En esta misma ruta hay que visitar, también, el venerable cuerpo del bienaventurado Saturnino, obispo y mártir. Apresado por los paganos en el Capitolio de Tolosa, le ataron a unos fieros toros sin domar que, desde lo alto de la ciudadela, le arrastraron por las escalinatas de piedra abajo, a lo largo de una milla, destrozándole la cabeza y vaciándole los sesos, y con todo el cuerpo desgarrado entregó dignamente su alma a Cristo. Su sepulcro se halla en un bello emplazamiento junto a la ciudad de Tolosa, donde los fieles levantaron en su honor una enorme basílica, con una comunidad de canónigos regulares bajo la regla de San Agustín. Allí concede el Señor numerosos beneficios a quienes le imploran. Su fiesta se celebra el 29 de noviembre.
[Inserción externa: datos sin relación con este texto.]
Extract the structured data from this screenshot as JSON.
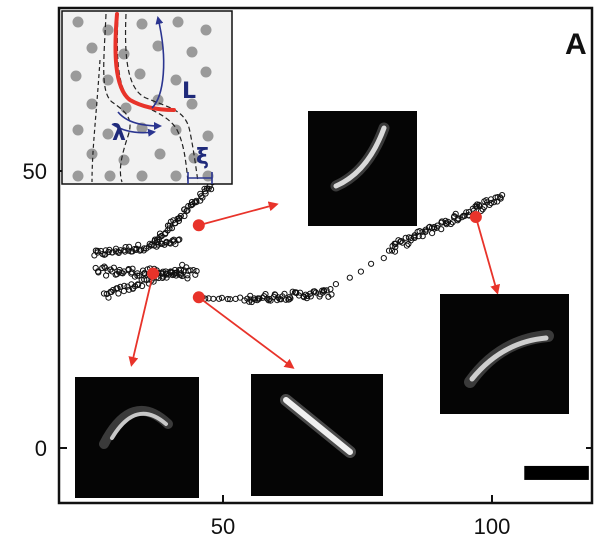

Borgoñeses y teutones que peregrinan a Santiago por el camino del Puy, deben visitar también el venerable cuerpo de Santa Fe, virgen y mártir. Degollado su cuerpo por los verdugos en el monte de la ciudad de Agen, coros de ángeles trasladaron su alma santa al cielo como si fuese una paloma y la adornaron con la corona de la inmortalidad. Al contemplar la escena Caprasio, obispo de Agen, oculto hasta entonces en una cueva para evitar el furor de la persecución, lleno de ánimo para soportar los tormentos, se apresuró a dirigirse al lugar del suplicio de la santa virgen, y esforzándose denodadamente, se hizo acreedor a la palma del martirio, echando en cara a sus perseguidores la tardanza con que actuaban.
Finalmente los cristianos dieron honrosa sepultura al preciosísimo cuerpo de Santa Fe, virgen y mártir, en el valle llamado de Conques. Sobre él levantaron una magnífica basílica en la que, para honra del Señor, hasta el día de hoy se observa diligentemente la regla de San Benita. Numerosas gracias se conceden allí a sanos y enfermos, y a la puerta de la basílica
brota una magnífica fuente, admirable más allá de toda ponderación. Su festividad se celebra el 6 de octubre.